April 20, 2024

The city council referred to the committee on public works the position of the Bases Conversion and Development Authority on the planned construction of a farm-to-market road project of the Department of Agriculture at Barangay Happy Hallow.
In an email to the city council dated Oct. 21, 2021, BCDA subsidiary John Hay Management Corporation President and Chief Executive Officer Allan Garcia expressed BCDA/JHMC’s opposition to the road concreting project on the ground that it would only legitimize illegal construction activities in the area.
Garcia said the proposed FMR project would legitimize a certain person’s illegal activities which include the construction of a private service road, which has no permit from the City Buildings and Architecture Office and validated by the Department of Environment and Natural Resources as unsafe to cause a landslide during a typhoon.
Garcia said illegal constructions have already caused and continue to pose alarming destruction to surrounding watershed within the barangay and it would be a mockery of the legal system if government funds allocated by the DA for the FMR will be used to legitimize and condone illegal activities.
A chunk of the mountain in the barangay has been destroyed as consequence of the illegal construction which if left unabated would cause irreversible damage to the watershed within the Camp John Hay reservation.
Garcia said the JHMC, as administrator of the BCDA over Camp John Hay, has always been supportive of government projects for the benefit of communities, but could not stay silent and passive to a mockery of government laws, alarming destruction, and to government projects being used or exploited.

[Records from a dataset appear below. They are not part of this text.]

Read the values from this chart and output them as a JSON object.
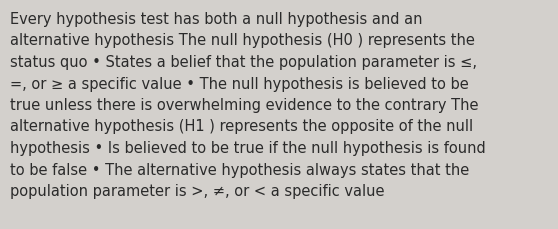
{
  "background_color": "#d3d0cc",
  "text_color": "#2b2b2b",
  "font_size": 10.5,
  "lines": [
    "Every hypothesis test has both a null hypothesis and an",
    "alternative hypothesis The null hypothesis (H0 ) represents the",
    "status quo • States a belief that the population parameter is ≤,",
    "=, or ≥ a specific value • The null hypothesis is believed to be",
    "true unless there is overwhelming evidence to the contrary The",
    "alternative hypothesis (H1 ) represents the opposite of the null",
    "hypothesis • Is believed to be true if the null hypothesis is found",
    "to be false • The alternative hypothesis always states that the",
    "population parameter is >, ≠, or < a specific value"
  ]
}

Happy Hallow Punong Barangay Joseph Sacley said otherwise on JHMC’s claim. He said the proposed FMR does not benefit a certain person only but the entire barangay particularly the more than 15 residents of Purok 1 who are residing near their farms.
Sacley said the proposed FMR has been relocated for the third time from the proposed original site after being opposed by BCDA on the ground that it has a claim over the area.
Sacley said the dirt road they want to improve is not new and built by a private individual, but an old road constructed by the Americans who also turned over its maintenance to the community and the barangay.
He said it is the only access road for residents to their area but the BCDA disallows its improvement.
He said Happy Hallow is covered by a certificate of ancestral domain title issued by the National Commission on Indigenous People in 2009. Although BCDA later filed its opposition to the issuance of the title in 2012, the same is still awaiting final decision from the Supreme Court.
He asserts, they have legal jurisdiction on the ancestral domain including the area being claimed by BCDA as part of the Camp John Hay reservation. The metes and bounds are contained in its survey plan submitted to the city government relative to its request to Congress that passed a law segregating 13 barangays surrounding Camp John Hay.
Sacley hopes that the project which has been bid out by the Department of Public Works and Highways Baguio District Engineering Office and relocated several times will be implemented after being awarded to the contractor.
The P12.5 million worth FMR project was earlier appealed in Resolution 456, s. 2021 to BCDA and JHMC to allow its implementation in support to farming livelihood of affected families.